Future Course for Crypto: Where Do We Go From Here

It is easy to be distracted by the 70% decline in Crypto prices and the demise of once-prominent companies in this space like Celsius. But problems in the Crypto market this year are overwhelmingly related to CeFi companies that had weak business models, bad governance, and poor risk management, or were over-leveraged. It is not a reflection or an indication of the health of the Crypto and Digital Assets ecosystem nor of long-term demand. This year’s events don’t even cast a shadow on core DeFi infrastructure which performed well, and just as expected. For a deeper analysis of this issue, read our Viewpoint “Claims That DeFi Is Unraveling Or Structurally Flawed Are Unfounded”. Having said that, the collateral damage and loss in investor confidence could stymie Crypto and Digital Asset growth for sure. We are already seeing that with significantly lower retail participation in Crypto, a 65% drop in spot BTC daily trading volumes this Summer though they have recovered recently, and a 72% decline in Total Value Locked (TVL) in DeFi since December 2021. All this could further erode customer confidence and delay institutional acceptance, involvement, and adoption of these models. It may also hinder or delay much-needed investment in Crypto infrastructure.

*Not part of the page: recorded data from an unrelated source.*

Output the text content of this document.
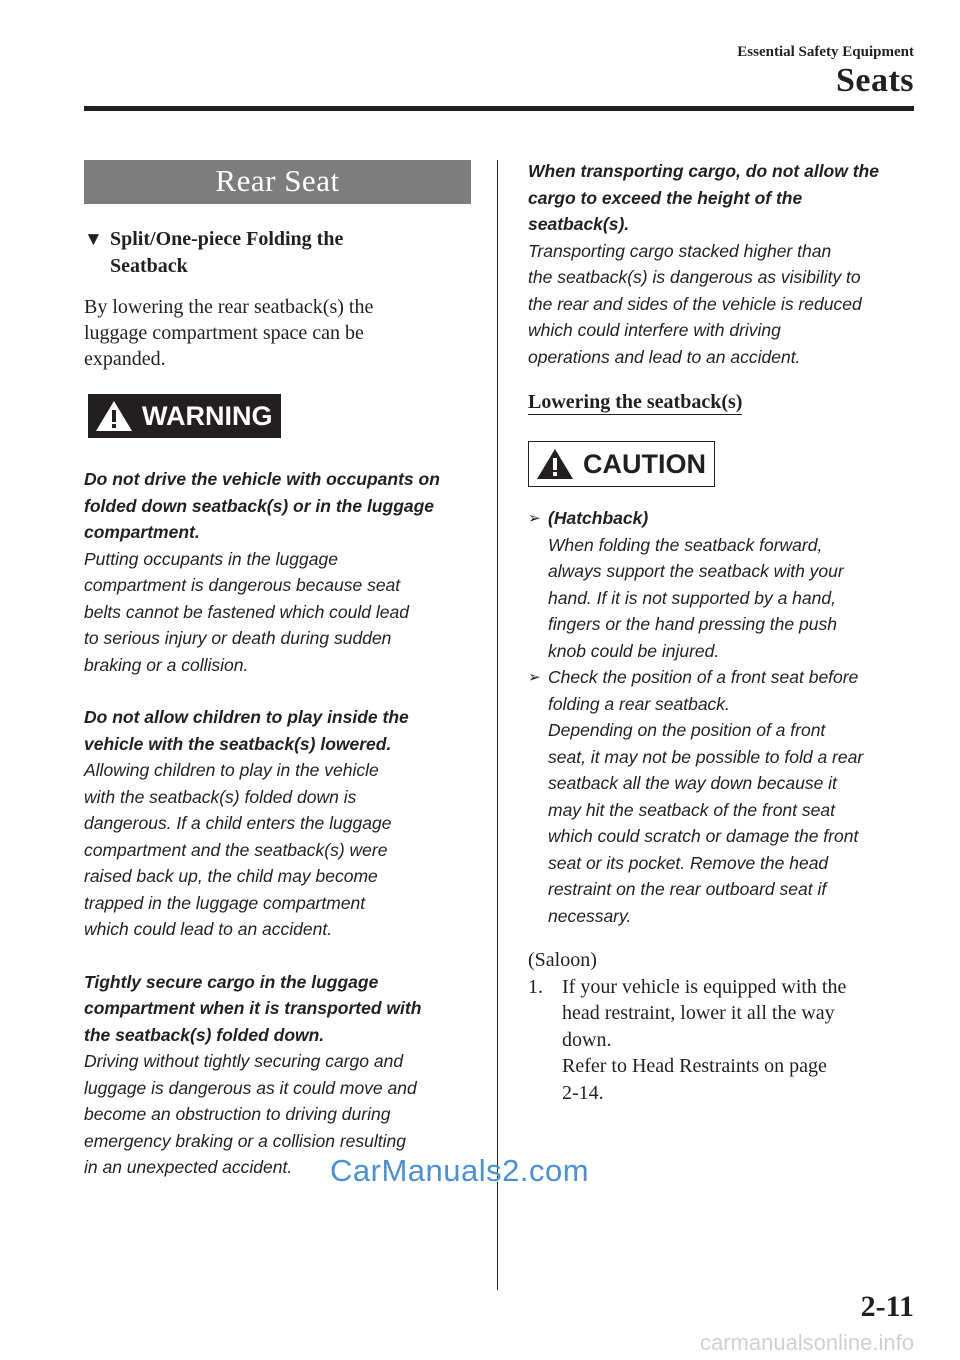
Essential Safety Equipment
Seats
Rear Seat
▼ Split/One-piece Folding the
Seatback
By lowering the rear seatback(s) the
luggage compartment space can be
expanded.
WARNING
Do not drive the vehicle with occupants on
folded down seatback(s) or in the luggage
compartment.
Putting occupants in the luggage
compartment is dangerous because seat
belts cannot be fastened which could lead
to serious injury or death during sudden
braking or a collision.
Do not allow children to play inside the
vehicle with the seatback(s) lowered.
Allowing children to play in the vehicle
with the seatback(s) folded down is
dangerous. If a child enters the luggage
compartment and the seatback(s) were
raised back up, the child may become
trapped in the luggage compartment
which could lead to an accident.
Tightly secure cargo in the luggage
compartment when it is transported with
the seatback(s) folded down.
Driving without tightly securing cargo and
luggage is dangerous as it could move and
become an obstruction to driving during
emergency braking or a collision resulting
in an unexpected accident.
When transporting cargo, do not allow the
cargo to exceed the height of the
seatback(s).
Transporting cargo stacked higher than
the seatback(s) is dangerous as visibility to
the rear and sides of the vehicle is reduced
which could interfere with driving
operations and lead to an accident.
Lowering the seatback(s)

CAUTION
➢ (Hatchback)
When folding the seatback forward,
always support the seatback with your
hand. If it is not supported by a hand,
fingers or the hand pressing the push
knob could be injured.
➢ Check the position of a front seat before
folding a rear seatback.
Depending on the position of a front
seat, it may not be possible to fold a rear
seatback all the way down because it
may hit the seatback of the front seat
which could scratch or damage the front
seat or its pocket. Remove the head
restraint on the rear outboard seat if
necessary.
(Saloon)
1. If your vehicle is equipped with the
head restraint, lower it all the way
down.
Refer to Head Restraints on page
2-14.
CarManuals2.com
2-11
carmanualsonline.info
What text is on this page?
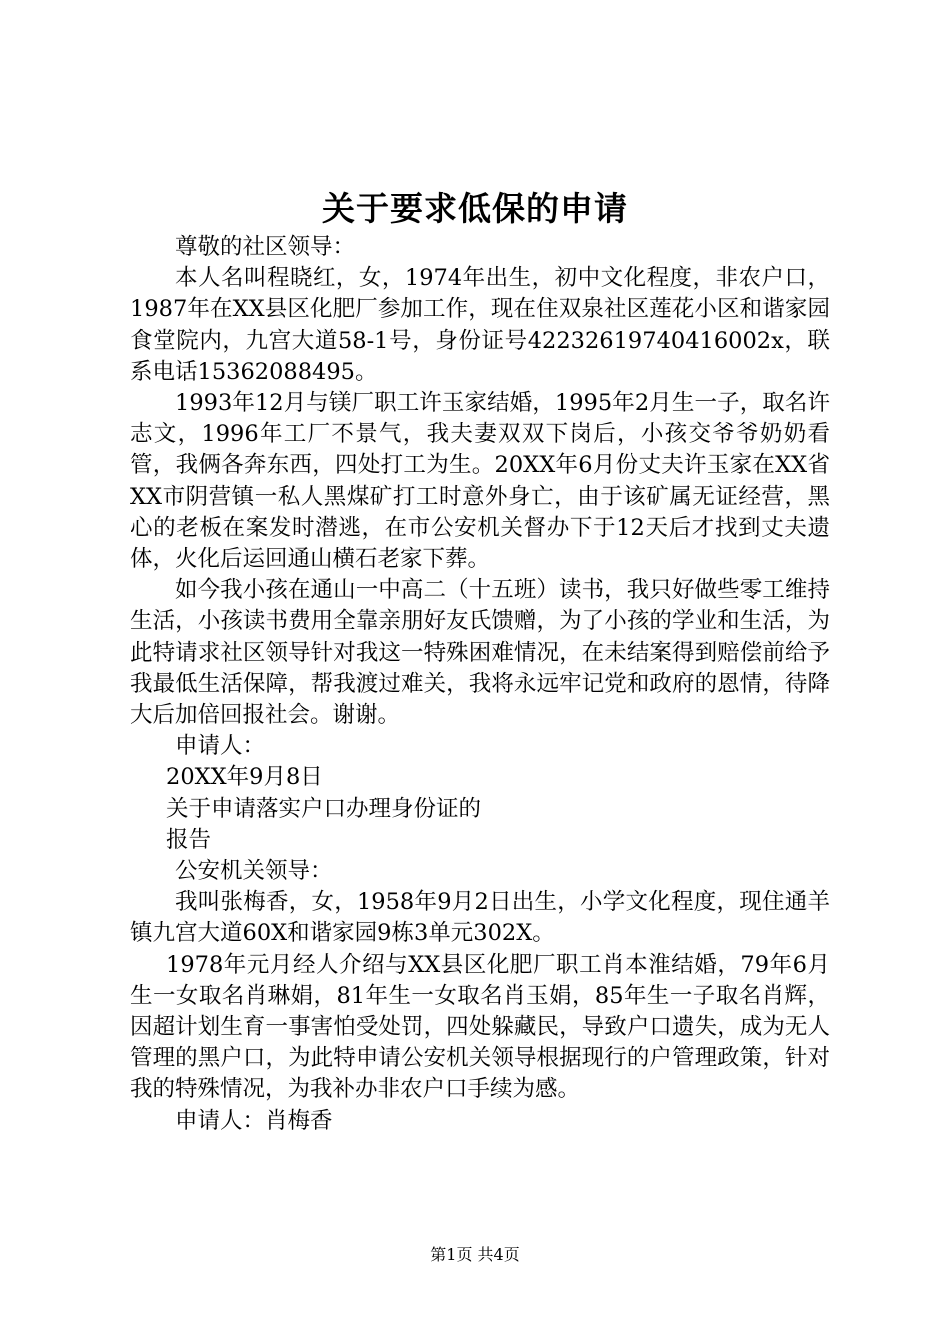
关于要求低保的申请

尊敬的社区领导：

本人名叫程晓红，女，1974年出生，初中文化程度，非农户口，1987年在XX县区化肥厂参加工作，现在住双泉社区莲花小区和谐家园食堂院内，九宫大道58-1号，身份证号42232619740416002x，联系电话15362088495。

1993年12月与镁厂职工许玉家结婚，1995年2月生一子，取名许志文，1996年工厂不景气，我夫妻双双下岗后，小孩交爷爷奶奶看管，我俩各奔东西，四处打工为生。20XX年6月份丈夫许玉家在XX省XX市阴营镇一私人黑煤矿打工时意外身亡，由于该矿属无证经营，黑心的老板在案发时潜逃，在市公安机关督办下于12天后才找到丈夫遗体，火化后运回通山横石老家下葬。

如今我小孩在通山一中高二（十五班）读书，我只好做些零工维持生活，小孩读书费用全靠亲朋好友氏馈赠，为了小孩的学业和生活，为此特请求社区领导针对我这一特殊困难情况，在未结案得到赔偿前给予我最低生活保障，帮我渡过难关，我将永远牢记党和政府的恩情，待降大后加倍回报社会。谢谢。

申请人：

20XX年9月8日

关于申请落实户口办理身份证的

报告

公安机关领导：

我叫张梅香，女，1958年9月2日出生，小学文化程度，现住通羊镇九宫大道60X和谐家园9栋3单元302X。

1978年元月经人介绍与XX县区化肥厂职工肖本淮结婚，79年6月生一女取名肖琳娟，81年生一女取名肖玉娟，85年生一子取名肖辉，因超计划生育一事害怕受处罚，四处躲藏民，导致户口遗失，成为无人管理的黑户口，为此特申请公安机关领导根据现行的户管理政策，针对我的特殊情况，为我补办非农户口手续为感。

申请人：肖梅香

第1页 共4页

But in the long term, we see continued demand for Crypto and Digital Assets and a broad range of tokenized assets. The most profound and disruptive implementation of this technology – DeFi, is bound to grow over time. It is built on sound technology and infrastructure and addresses key drawbacks of TradFi and CeFi, including opacity, decentralization, and human folly/greed. Regulatory concerns about AML/KYC and other risks remain. But broader interest in using Crypto and Digital Assets, enabling the use of Crypto for payments, and inclusion in retail and institutional investment portfolios, seems to be continuing. The triumvirate of smart capital, institutional interest, and the best programming talent moving toward tokenized assets, will keep the momentum going for sure.

As further proof of this, the smartest private investors are continuing to support portfolio holdings in this space, especially companies that build infrastructure for institutions to be able to utilize Crypto. There are 10 Unicorns in this sector including firms like Fireblocks, FalconX, and NYDIG, and another 20-25 firms that could surpass a $1Bill valuation in the next few months. The real momentum in the Crypto and Blockchain spaces is in the technology being quietly built behind the scenes. So instead of focusing on Crypto/token prices and trading volumes, let’s focus on the consistent growth of institutional infrastructure, interesting partnerships between TradFi/Crypto companies, and greater institutional adoption of Crypto, which may not always capture headlines, but is a more meaningful indication of where things are headed in the long-term.